A growing number of policies and planning efforts at the local, state, and regional levels are helping to support these efforts. They include Complete Streets and Safe Routes to School policies, new bicycle and pedestrian master plans, and updated roadway and bikeway design guides. The Regional Transportation Priorities Plan, adopted by the TPB last year, is another example, calling for more bicycle and pedestrian infrastructure, especially as a way to improve access to transit stations and enhance circulation in regional Activity Centers.
These planning and implementation efforts appear to be paying off. Since 2000, the share of area commuters who bike to work is up in every jurisdiction in the region, with Arlington, Alexandria, and the District of Columbia seeing the steepest increases.
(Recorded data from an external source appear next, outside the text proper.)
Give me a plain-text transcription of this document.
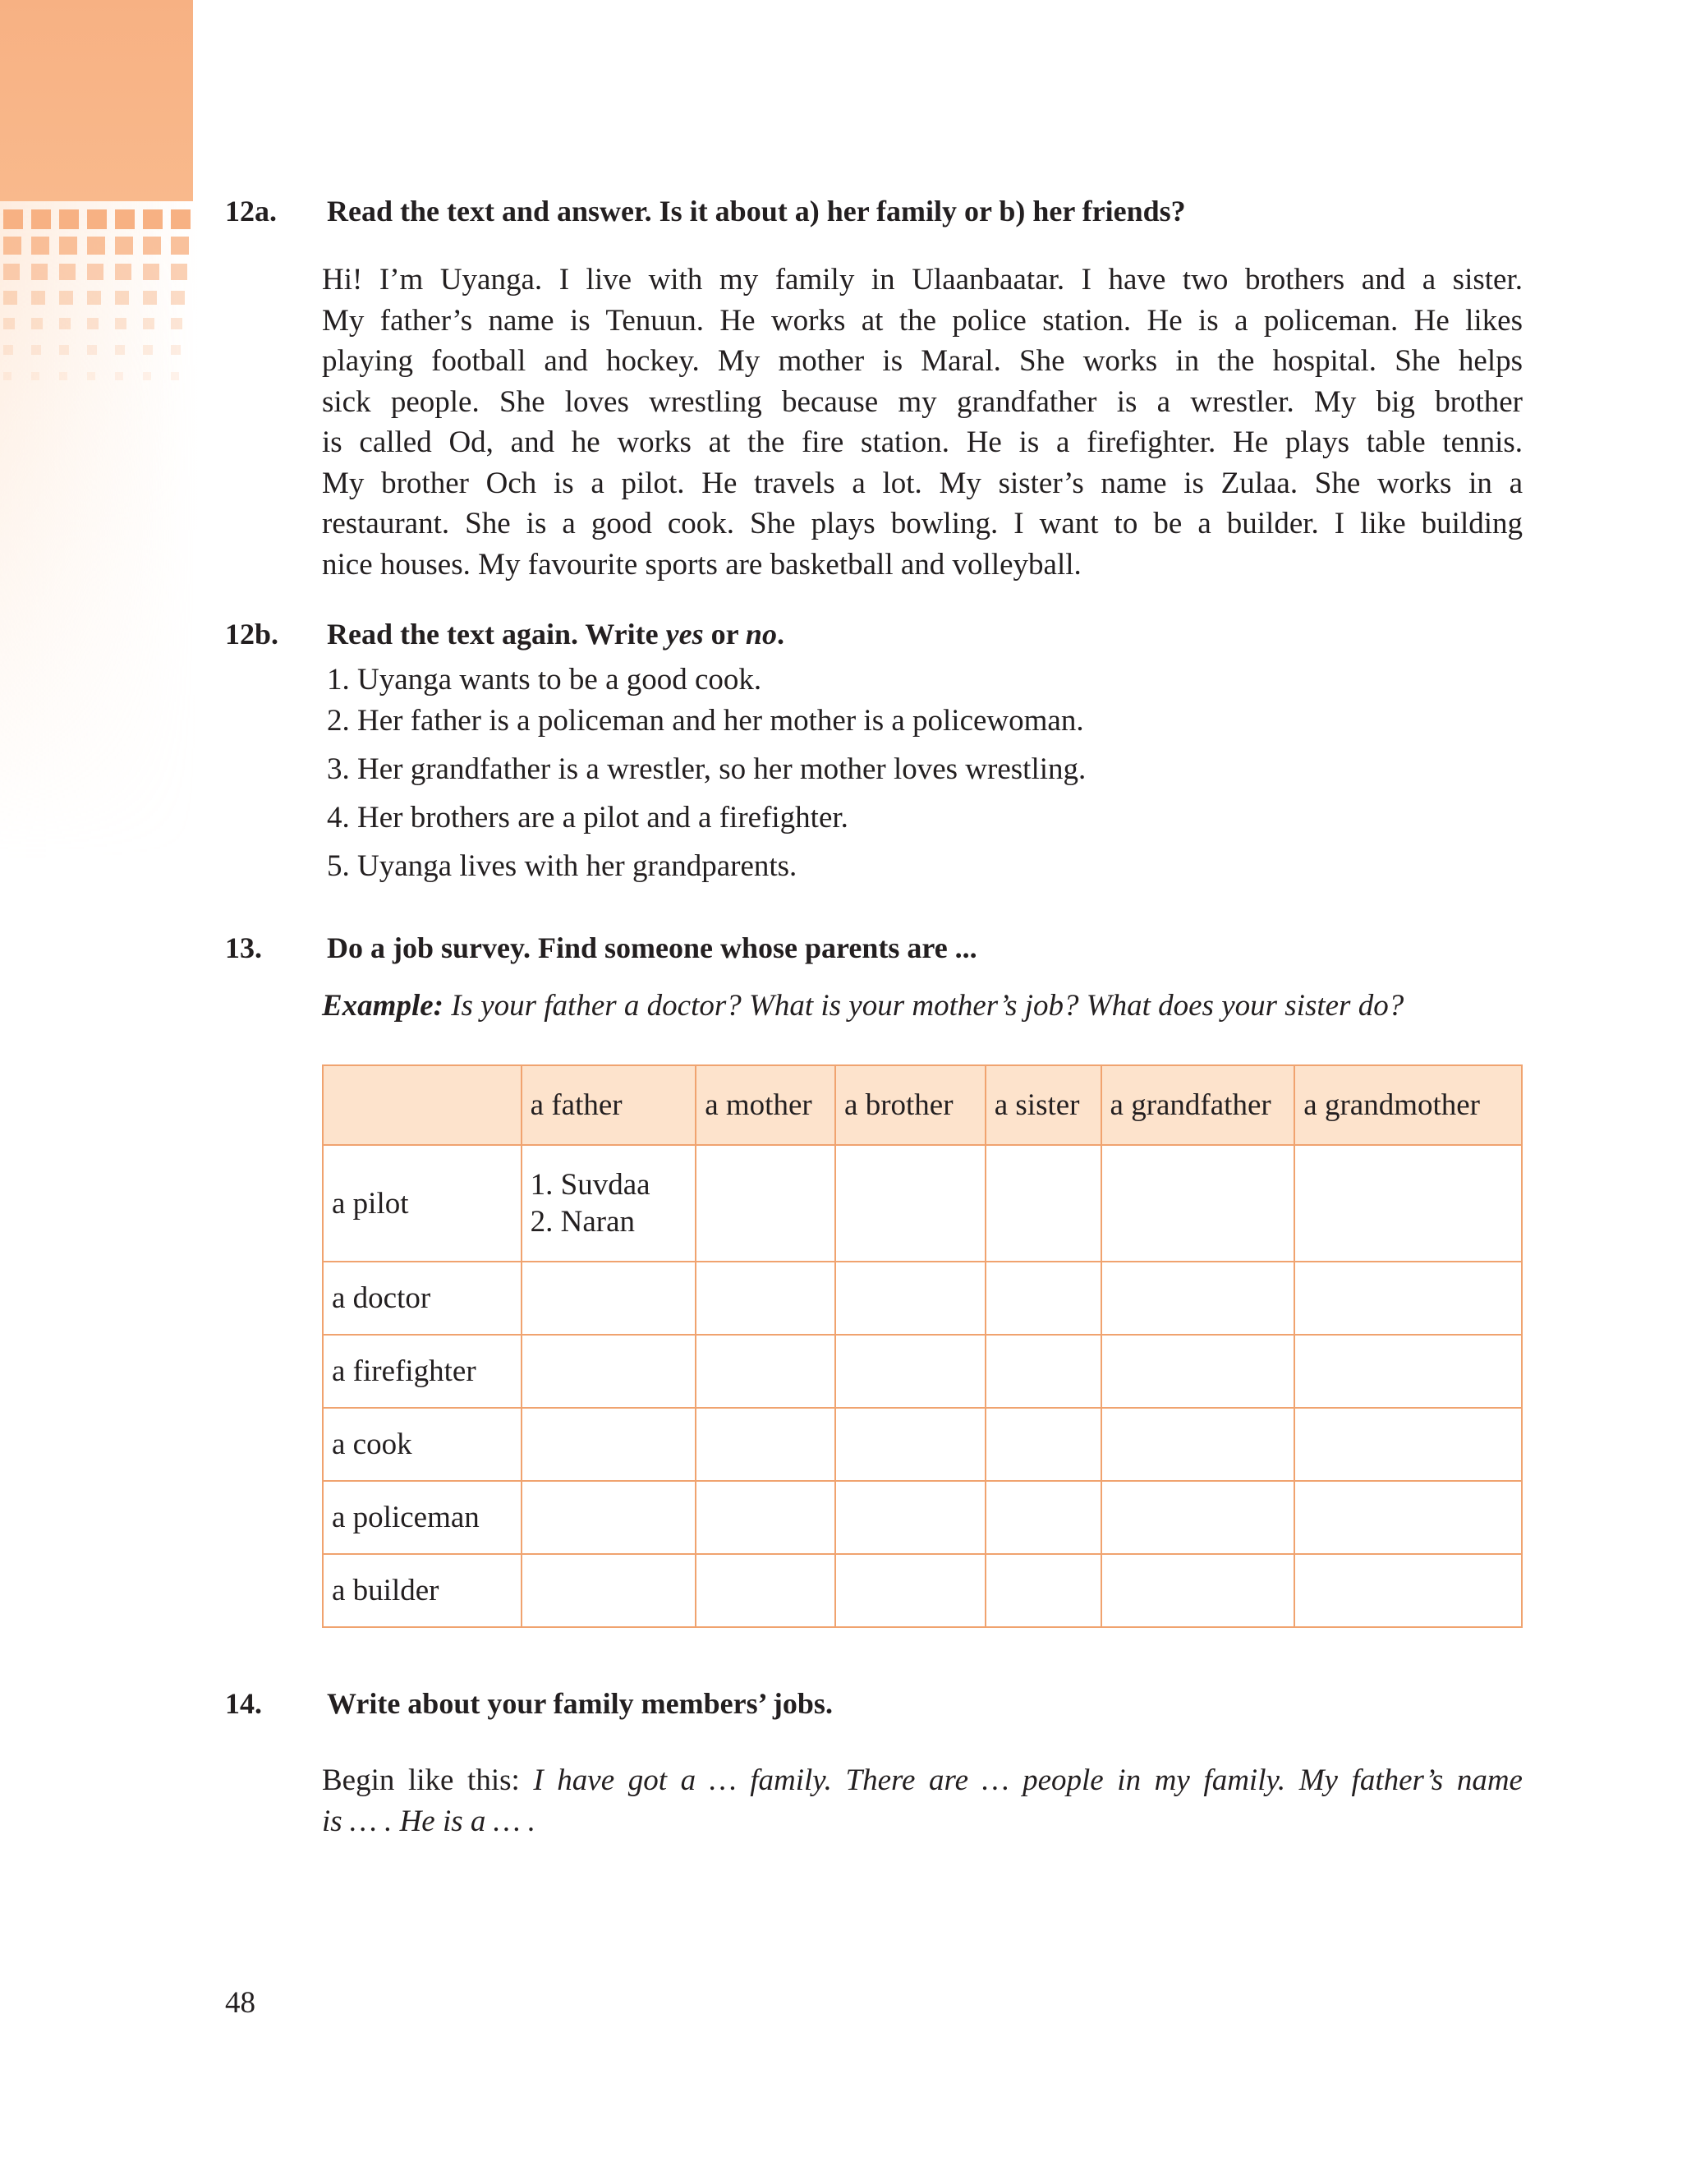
12a. Read the text and answer. Is it about a) her family or b) her friends?
Hi! I’m Uyanga. I live with my family in Ulaanbaatar. I have two brothers and a sister.
My father’s name is Tenuun. He works at the police station. He is a policeman. He likes
playing football and hockey. My mother is Maral. She works in the hospital. She helps
sick people. She loves wrestling because my grandfather is a wrestler. My big brother
is called Od, and he works at the fire station. He is a firefighter. He plays table tennis.
My brother Och is a pilot. He travels a lot. My sister’s name is Zulaa. She works in a
restaurant. She is a good cook. She plays bowling. I want to be a builder. I like building
nice houses. My favourite sports are basketball and volleyball.
12b. Read the text again. Write yes or no.
1. Uyanga wants to be a good cook.
2. Her father is a policeman and her mother is a policewoman.
3. Her grandfather is a wrestler, so her mother loves wrestling.
4. Her brothers are a pilot and a firefighter.
5. Uyanga lives with her grandparents.
13. Do a job survey. Find someone whose parents are ...
Example: Is your father a doctor? What is your mother’s job? What does your sister do?
	a father	a mother	a brother	a sister	a grandfather	a grandmother
a pilot	1. Suvdaa
2. Naran					

a doctor						
a firefighter						
a cook						
a policeman						
a builder						
14. Write about your family members’ jobs.
Begin like this: I have got a … family. There are … people in my family. My father’s name
is … . He is a … .
48
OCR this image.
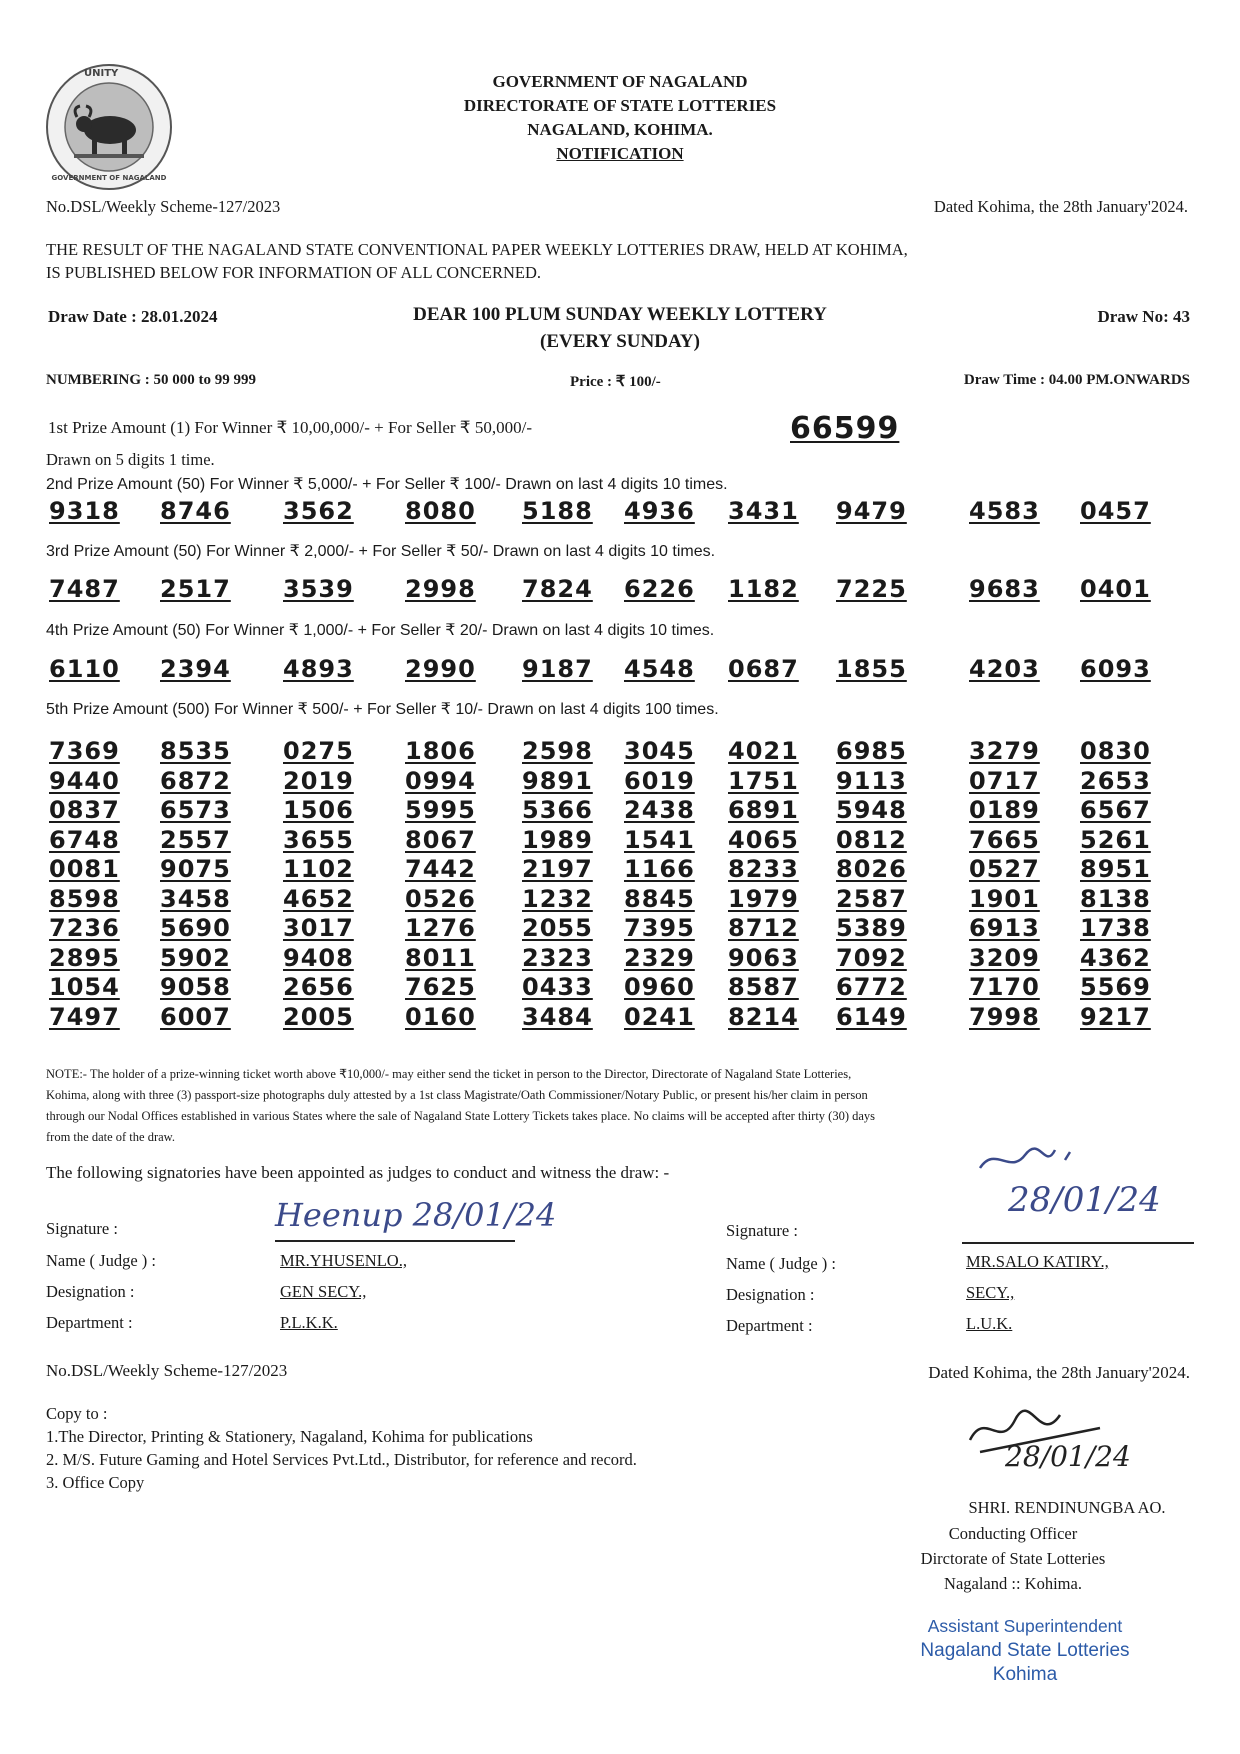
UNITY
GOVERNMENT OF NAGALAND
GOVERNMENT OF NAGALAND
DIRECTORATE OF STATE LOTTERIES
NAGALAND, KOHIMA.
NOTIFICATION
No.DSL/Weekly Scheme-127/2023	Dated Kohima, the 28th January'2024.
THE RESULT OF THE NAGALAND STATE CONVENTIONAL PAPER WEEKLY LOTTERIES DRAW, HELD AT KOHIMA,
IS PUBLISHED BELOW FOR INFORMATION OF ALL CONCERNED.
Draw Date : 28.01.2024	DEAR 100 PLUM SUNDAY WEEKLY LOTTERY
(EVERY SUNDAY)
Draw No: 43
NUMBERING : 50 000 to 99 999	Price : ₹ 100/-	Draw Time : 04.00 PM.ONWARDS
1st Prize Amount (1) For Winner ₹ 10,00,000/- + For Seller ₹ 50,000/-	66599
Drawn on 5 digits 1 time.
2nd Prize Amount (50) For Winner ₹ 5,000/- + For Seller ₹ 100/- Drawn on last 4 digits 10 times.
9318 8746 3562 8080 5188 4936 3431 9479	4583 0457
3rd Prize Amount (50) For Winner ₹ 2,000/- + For Seller ₹ 50/- Drawn on last 4 digits 10 times.
7487 2517 3539 2998 7824 6226 1182 7225	9683 0401
4th Prize Amount (50) For Winner ₹ 1,000/- + For Seller ₹ 20/- Drawn on last 4 digits 10 times.
6110 2394 4893 2990 9187 4548 0687 1855	4203 6093
5th Prize Amount (500) For Winner ₹ 500/- + For Seller ₹ 10/- Drawn on last 4 digits 100 times.
7369 8535 0275 1806 2598 3045 4021 6985	3279 0830
9440 6872 2019 0994 9891 6019 1751 9113	0717 2653
0837 6573 1506 5995 5366 2438 6891 5948	0189 6567
6748 2557 3655 8067 1989 1541 4065 0812	7665 5261
0081 9075 1102 7442 2197 1166 8233 8026	0527 8951
8598 3458 4652 0526 1232 8845 1979 2587	1901 8138
7236 5690 3017 1276 2055 7395 8712 5389	6913 1738
2895 5902 9408 8011 2323 2329 9063 7092	3209 4362
1054 9058 2656 7625 0433 0960 8587 6772	7170 5569
7497 6007 2005 0160 3484 0241 8214 6149	7998 9217
NOTE:- The holder of a prize-winning ticket worth above ₹10,000/- may either send the ticket in person to the Director, Directorate of Nagaland State Lotteries,
Kohima, along with three (3) passport-size photographs duly attested by a 1st class Magistrate/Oath Commissioner/Notary Public, or present his/her claim in person
through our Nodal Offices established in various States where the sale of Nagaland State Lottery Tickets takes place. No claims will be accepted after thirty (30) days
from the date of the draw.
The following signatories have been appointed as judges to conduct and witness the draw: -
28/01/24
Signature :	Heenup 28/01/24
Name ( Judge ) :	MR.YHUSENLO.,
Designation :	GEN SECY.,
Department :	P.L.K.K.
Signature :
Name ( Judge ) :	MR.SALO KATIRY.,
Designation :	SECY.,
Department :	L.U.K.
No.DSL/Weekly Scheme-127/2023	Dated Kohima, the 28th January'2024.
Copy to :
1.The Director, Printing & Stationery, Nagaland, Kohima for publications
2. M/S. Future Gaming and Hotel Services Pvt.Ltd., Distributor, for reference and record.
3. Office Copy
28/01/24
SHRI. RENDINUNGBA AO.
Conducting Officer
Dirctorate of State Lotteries
Nagaland :: Kohima.
Assistant Superintendent
Nagaland State Lotteries
Kohima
Bike commuting in the District more than tripled between 2000 and 2012.
This building momentum shows no sign of slowing down. The updated Bicycle and Pedestrian Plan also details the hundreds of capital improvements, studies, actions, and strategies that the region collectively proposes to carry out by 2040 to increase bicycling and walking.
Next year alone, the region is expected to spend about $84 million on major bicycle and pedestrian improvements, nearly four times more than in 2010, the last time the plan was updated. And some 1,600 miles of new or upgraded bicycle and pedestrian facilities are planned by 2040, about 600 more than in the 2010 update. The planned improvements are expected to account for at least 3% of all spending regionwide on new transportation infrastructure through 2040.
The TPB updates the Bicycle and Pedestrian Plan every four years with the help of a subcommittee made up of local bicycle and pedestrian planners from around the region. The plan is meant to serve as a regional clearinghouse of information on key trends and best practices to help inform local planning and decision making.
The plan also serves as a centralized source of information on major planned improvements in the region, including those for which funding has yet to be identified. Periodically, the Bicycle and Pedestrian Subcommittee draws from the database to develop a list of the top unfunded improvements from a regional perspective. The listing can also be used to identify projects to fill key remaining gaps in the existing or planned network, like a potential "bike beltway" providing circumferential travel options for bicyclists.
New in this year's update is an online summary and visualization of the plan, with highlights of key data and metrics, maps of planned projects, links to additional outside resources, and an online access point for the database of planned projects.